Expert raises red flag over electronic wastes in Africa

By Mark Oloo (Nairobi) – African countries have been urged to tighten their import regulations to guard against dumping of electronic wastes from abroad.

The call follows concerns some countries had grown cold feet in complying with international rules on exportation of second-hand electronic material.

“Developing countries must tighten regulations to block dumping of obsolete electronic materials, besides seeking cost-effective means to recycle their own wastes,” said Dr Joachim Wuttke, Germany’s representative to the Basel Convention of the United Nations Environment Programme.

He said developing countries should ensure imports of used electronics from industrialized states conform to international safety standards.

More than 3,000 tonnes of used computers are annually shipped into Kenya despite public safety and environmental concerns, even as the global e-waste grows by 40 million tonnes a year.

“The Basel Convention on the transboundary movement of hazardous waste is clear about this,” he told reporters, adding developing countries could be more vulnerable as disposal of industrial waste present a challenge to developed economies.

The convention came into force in 1992 and lays down rules to control transboundary movements of wastes deemed hazardous to human health and the environment, and their disposal.

Wuttke said expert establishments such as the environmental management authoritities should collaborate with relevant authorities in the region to tighten checks and quality controls.

“The problem of e-waste cannot be ignored.

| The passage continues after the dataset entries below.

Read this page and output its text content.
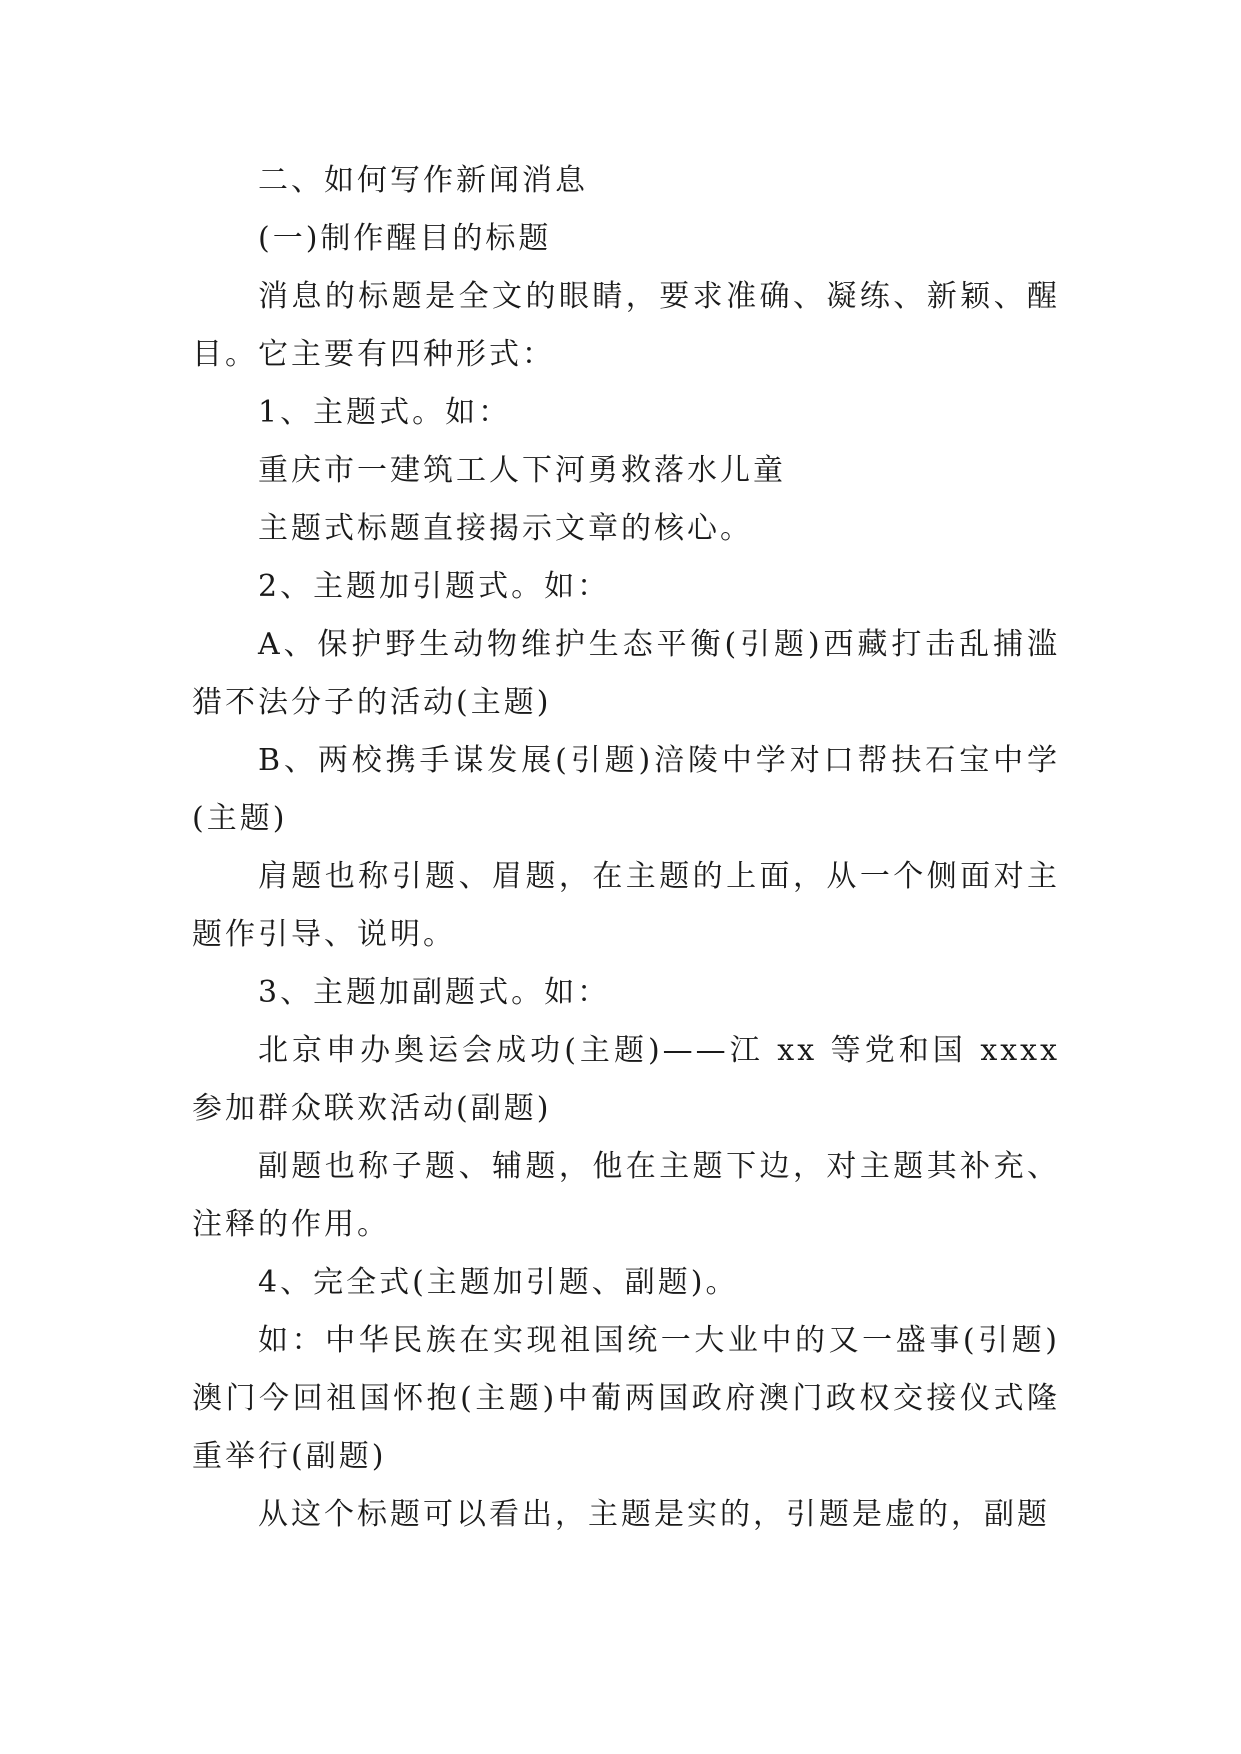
二、如何写作新闻消息

(一)制作醒目的标题

消息的标题是全文的眼睛，要求准确、凝练、新颖、醒目。它主要有四种形式：

1、主题式。如：

重庆市一建筑工人下河勇救落水儿童

主题式标题直接揭示文章的核心。

2、主题加引题式。如：

A、保护野生动物维护生态平衡(引题)西藏打击乱捕滥猎不法分子的活动(主题)

B、两校携手谋发展(引题)涪陵中学对口帮扶石宝中学(主题)

肩题也称引题、眉题，在主题的上面，从一个侧面对主题作引导、说明。

3、主题加副题式。如：

北京申办奥运会成功(主题)——江 xx 等党和国 xxxx 参加群众联欢活动(副题)

副题也称子题、辅题，他在主题下边，对主题其补充、注释的作用。

4、完全式(主题加引题、副题)。

如：中华民族在实现祖国统一大业中的又一盛事(引题)澳门今回祖国怀抱(主题)中葡两国政府澳门政权交接仪式隆重举行(副题)

从这个标题可以看出，主题是实的，引题是虚的，副题
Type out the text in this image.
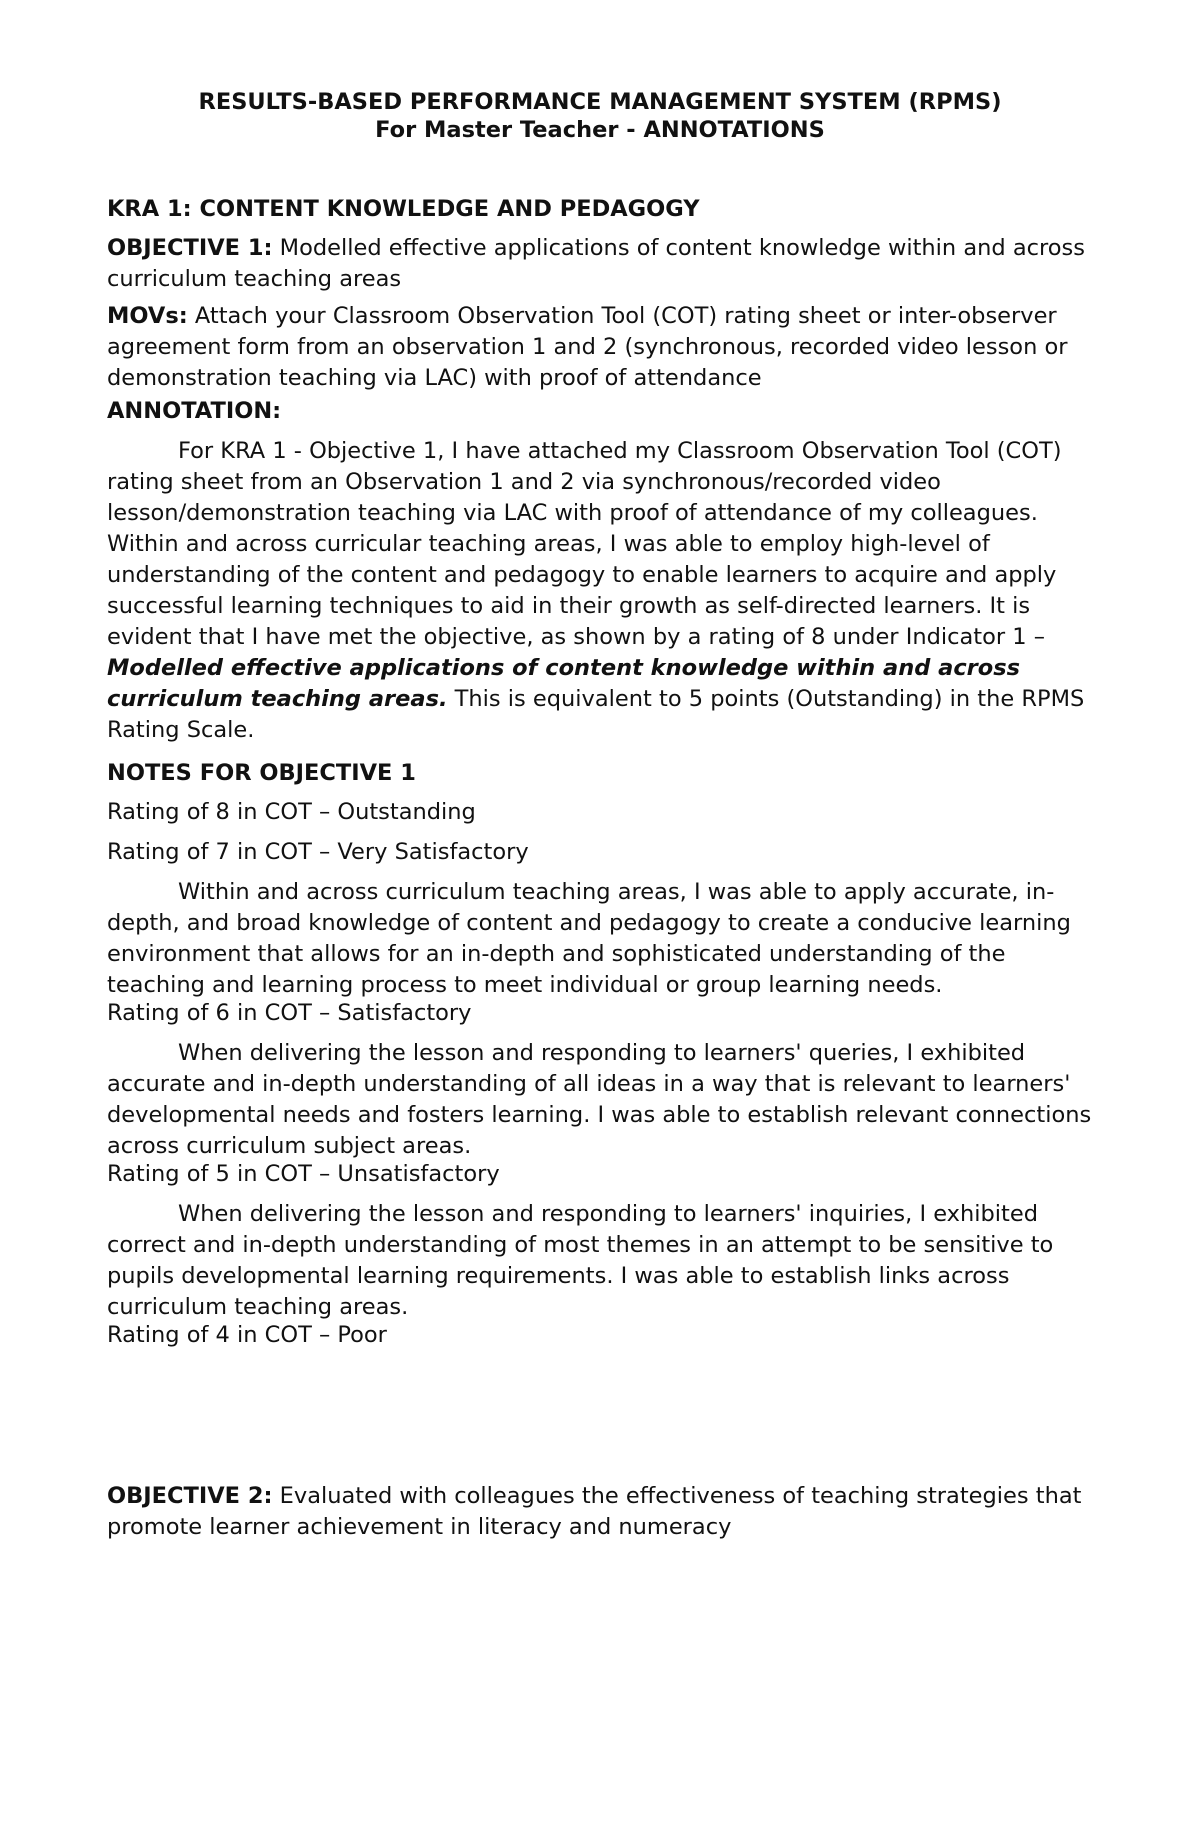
RESULTS-BASED PERFORMANCE MANAGEMENT SYSTEM (RPMS)

For Master Teacher - ANNOTATIONS

KRA 1: CONTENT KNOWLEDGE AND PEDAGOGY

OBJECTIVE 1: Modelled effective applications of content knowledge within and across curriculum teaching areas

MOVs: Attach your Classroom Observation Tool (COT) rating sheet or inter-observer agreement form from an observation 1 and 2 (synchronous, recorded video lesson or demonstration teaching via LAC) with proof of attendance

ANNOTATION:

For KRA 1 - Objective 1, I have attached my Classroom Observation Tool (COT) rating sheet from an Observation 1 and 2 via synchronous/recorded video lesson/demonstration teaching via LAC with proof of attendance of my colleagues. Within and across curricular teaching areas, I was able to employ high-level of understanding of the content and pedagogy to enable learners to acquire and apply successful learning techniques to aid in their growth as self-directed learners. It is evident that I have met the objective, as shown by a rating of 8 under Indicator 1 – Modelled effective applications of content knowledge within and across curriculum teaching areas. This is equivalent to 5 points (Outstanding) in the RPMS Rating Scale.

NOTES FOR OBJECTIVE 1

Rating of 8 in COT – Outstanding

Rating of 7 in COT – Very Satisfactory

Within and across curriculum teaching areas, I was able to apply accurate, in-depth, and broad knowledge of content and pedagogy to create a conducive learning environment that allows for an in-depth and sophisticated understanding of the teaching and learning process to meet individual or group learning needs.

Rating of 6 in COT – Satisfactory

When delivering the lesson and responding to learners' queries, I exhibited accurate and in-depth understanding of all ideas in a way that is relevant to learners' developmental needs and fosters learning. I was able to establish relevant connections across curriculum subject areas.

Rating of 5 in COT – Unsatisfactory

When delivering the lesson and responding to learners' inquiries, I exhibited correct and in-depth understanding of most themes in an attempt to be sensitive to pupils developmental learning requirements. I was able to establish links across curriculum teaching areas.

Rating of 4 in COT – Poor

OBJECTIVE 2: Evaluated with colleagues the effectiveness of teaching strategies that promote learner achievement in literacy and numeracy
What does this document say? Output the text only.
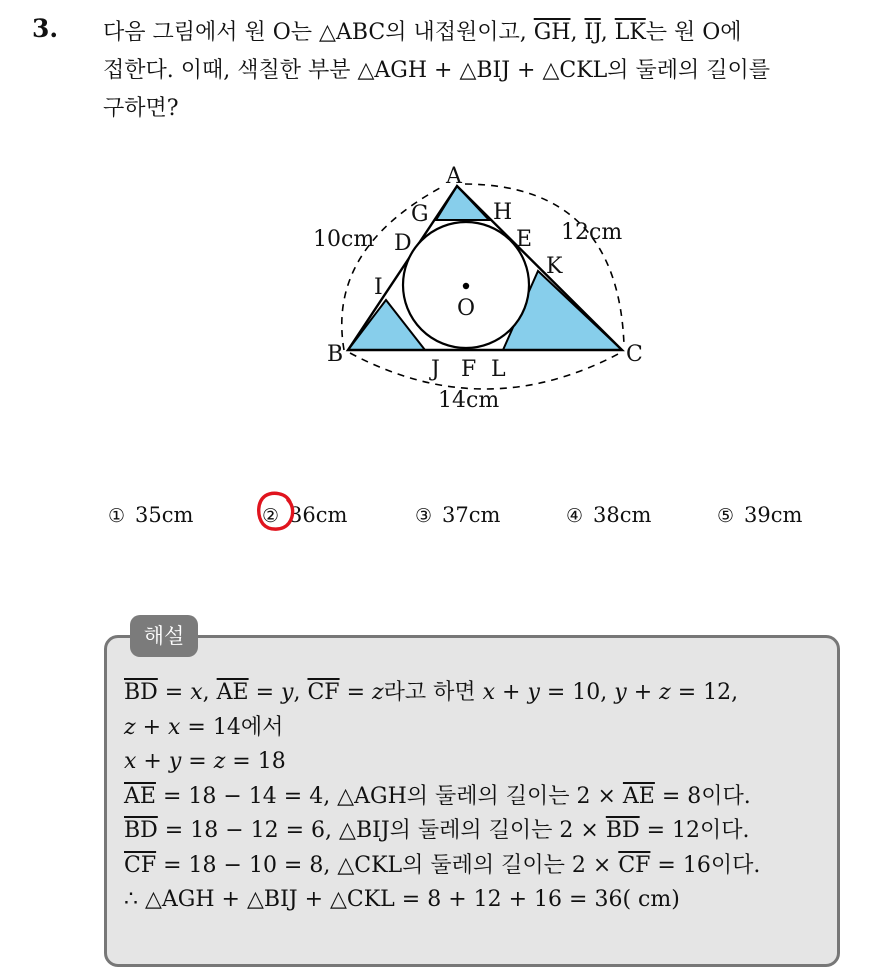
3. 다음 그림에서 원 O는 △ABC의 내접원이고, $\overline{GH}$, $\overline{IJ}$, $\overline{LK}$는 원 O에
접한다. 이때, 색칠한 부분 △AGH + △BIJ + △CKL의 둘레의 길이를
구하면?
A
G	H
D	E
K
I
O
B	C
J F L
10cm	12cm
14cm
① 35cm	② 36cm	③ 37cm	④ 38cm	⑤ 39cm
해설
$\overline{BD} = x$, $\overline{AE} = y$, $\overline{CF} = z$라고 하면 x + y = 10, y + z = 12,
z + x = 14에서
x + y = z = 18
$\overline{AE} = 18 - 14 = 4$, △AGH의 둘레의 길이는 $2 \times \overline{AE} = 8$이다.
$\overline{BD} = 18 - 12 = 6$, △BIJ의 둘레의 길이는 $2 \times \overline{BD} = 12$이다.
$\overline{CF} = 18 - 10 = 8$, △CKL의 둘레의 길이는 $2 \times \overline{CF} = 16$이다.
∴ △AGH + △BIJ + △CKL = 8 + 12 + 16 = 36( cm)
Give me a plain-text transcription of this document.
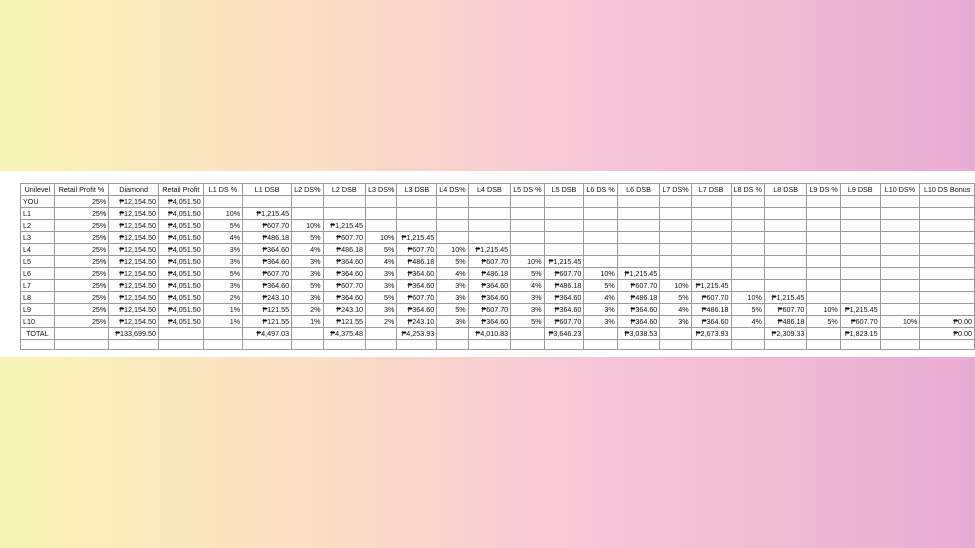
Unilevel	Retail Profit %	Diamond	Retail Profit	L1 DS %	L1 DSB	L2 DS%	L2 DSB	L3 DS%	L3 DSB	L4 DS%	L4 DSB	L5 DS %	L5 DSB	L6 DS %	L6 DSB	L7 DS%	L7 DSB	L8 DS %	L8 DSB	L9 DS %	L9 DSB	L10 DS%	L10 DS Bonus
YOU	25%	₱12,154.50	₱4,051.50																				
L1	25%	₱12,154.50	₱4,051.50	10%	₱1,215.45																		
L2	25%	₱12,154.50	₱4,051.50	5%	₱607.70	10%	₱1,215.45																
L3	25%	₱12,154.50	₱4,051.50	4%	₱486.18	5%	₱607.70	10%	₱1,215.45														
L4	25%	₱12,154.50	₱4,051.50	3%	₱364.60	4%	₱486.18	5%	₱607.70	10%	₱1,215.45												
L5	25%	₱12,154.50	₱4,051.50	3%	₱364.60	3%	₱364.60	4%	₱486.18	5%	₱607.70	10%	₱1,215.45										
L6	25%	₱12,154.50	₱4,051.50	5%	₱607.70	3%	₱364.60	3%	₱364.60	4%	₱486.18	5%	₱607.70	10%	₱1,215.45								
L7	25%	₱12,154.50	₱4,051.50	3%	₱364.60	5%	₱607.70	3%	₱364.60	3%	₱364.60	4%	₱486.18	5%	₱607.70	10%	₱1,215.45						
L8	25%	₱12,154.50	₱4,051.50	2%	₱243.10	3%	₱364.60	5%	₱607.70	3%	₱364.60	3%	₱364.60	4%	₱486.18	5%	₱607.70	10%	₱1,215.45				
L9	25%	₱12,154.50	₱4,051.50	1%	₱121.55	2%	₱243.10	3%	₱364.60	5%	₱607.70	3%	₱364.60	3%	₱364.60	4%	₱486.18	5%	₱607.70	10%	₱1,215.45		
L10	25%	₱12,154.50	₱4,051.50	1%	₱121.55	1%	₱121.55	2%	₱243.10	3%	₱364.60	5%	₱607.70	3%	₱364.60	3%	₱364.60	4%	₱486.18	5%	₱607.70	10%	₱0.00
TOTAL		₱133,699.50			₱4,497.03		₱4,375.48		₱4,253.93		₱4,010.83		₱3,646.23		₱3,038.53		₱2,673.93		₱2,309.33		₱1,823.15		₱0.00
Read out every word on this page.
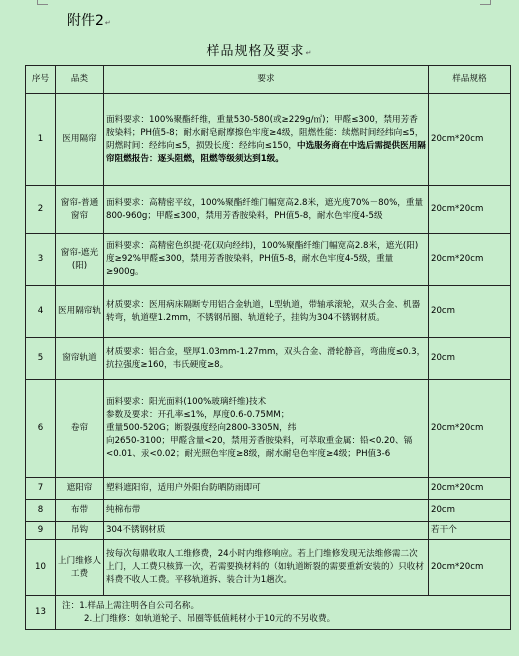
附件2↵
样品规格及要求↵
序号	品类	要求	样品规格
1	医用隔帘	面料要求：100%聚酯纤维，重量530-580(或≥229g/㎡)；甲醛≤300，禁用芳香胺染料；PH值5-8；耐水耐皂耐摩擦色牢度≥4级，阻燃性能：续燃时间经纬向≤5，阴燃时间：经纬向≤5，损毁长度：经纬向≤150，中选服务商在中选后需提供医用隔帘阻燃报告：逐头阻燃，阻燃等级须达到1级。	20cm*20cm
2	窗帘-普通窗帘	面料要求：高精密平纹，100%聚酯纤维门幅宽高2.8米，遮光度70%－80%，重量800-960g；甲醛≤300，禁用芳香胺染料，PH值5-8，耐水色牢度4-5级	20cm*20cm
3	窗帘-遮光(阳)	面料要求：高精密色织提·花(双向经纬)，100%聚酯纤维门幅宽高2.8米，遮光(阳)度≥92%甲醛≤300，禁用芳香胺染料，PH值5-8，耐水色牢度4-5级，重量≥900g。	20cm*20cm
4	医用隔帘轨	材质要求：医用病床隔断专用铝合金轨道，L型轨道，带轴承滚轮，双头合金、机器转弯，轨道壁1.2mm，不锈钢吊圈、轨道轮子，挂钩为304不锈钢材质。	20cm
5	窗帘轨道	材质要求：铝合金，壁厚1.03mm-1.27mm，双头合金、滑轮静音，弯曲度≤0.3，抗拉强度≥160，韦氏硬度≥8。	20cm
6	卷帘	面料要求：阳光面料(100%玻璃纤维)技术
参数及要求：开孔率≤1%，厚度0.6-0.75MM；
重量500-520G；断裂强度经向2800-3305N，纬
向2650-3100；甲醛含量<20，禁用芳香胺染料，可萃取重金属：铅<0.20、镉<0.01、汞<0.02；耐光照色牢度≥8级，耐水耐皂色牢度≥4级；PH值3-6	20cm*20cm
7	遮阳帘	塑料遮阳帘，适用户外阳台防晒防雨即可	20cm*20cm
8	布带	纯棉布带	20cm
9	吊钩	304不锈钢材质	若干个
10	上门维修人工费	按每次每鼎收取人工维修费，24小时内维修响应。若上门维修发现无法维修需二次上门，人工费只核算一次，若需要换材料的（如轨道断裂的需要重新安装的）只收材料费不收人工费。平移轨道拆、装合计为1趟次。	20cm*20cm
13	注：1.样品上需注明各自公司名称。
2.上门维修：如轨道轮子、吊圈等低值耗材小于10元的不另收费。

There is a challenge when products which cease to be part of the normal commercial circle are exported into other countries,” Wuttke said.

According to recent surveys on e-waste, more than 50 containers of used computers are imported into most countries annually out of which 20 per cent cannot be recycled, while 80 per cent have a life span of only 3 years.

Most refurbished computers, their accessories and other ICT equipment are exported to developing countries from Europe and the US.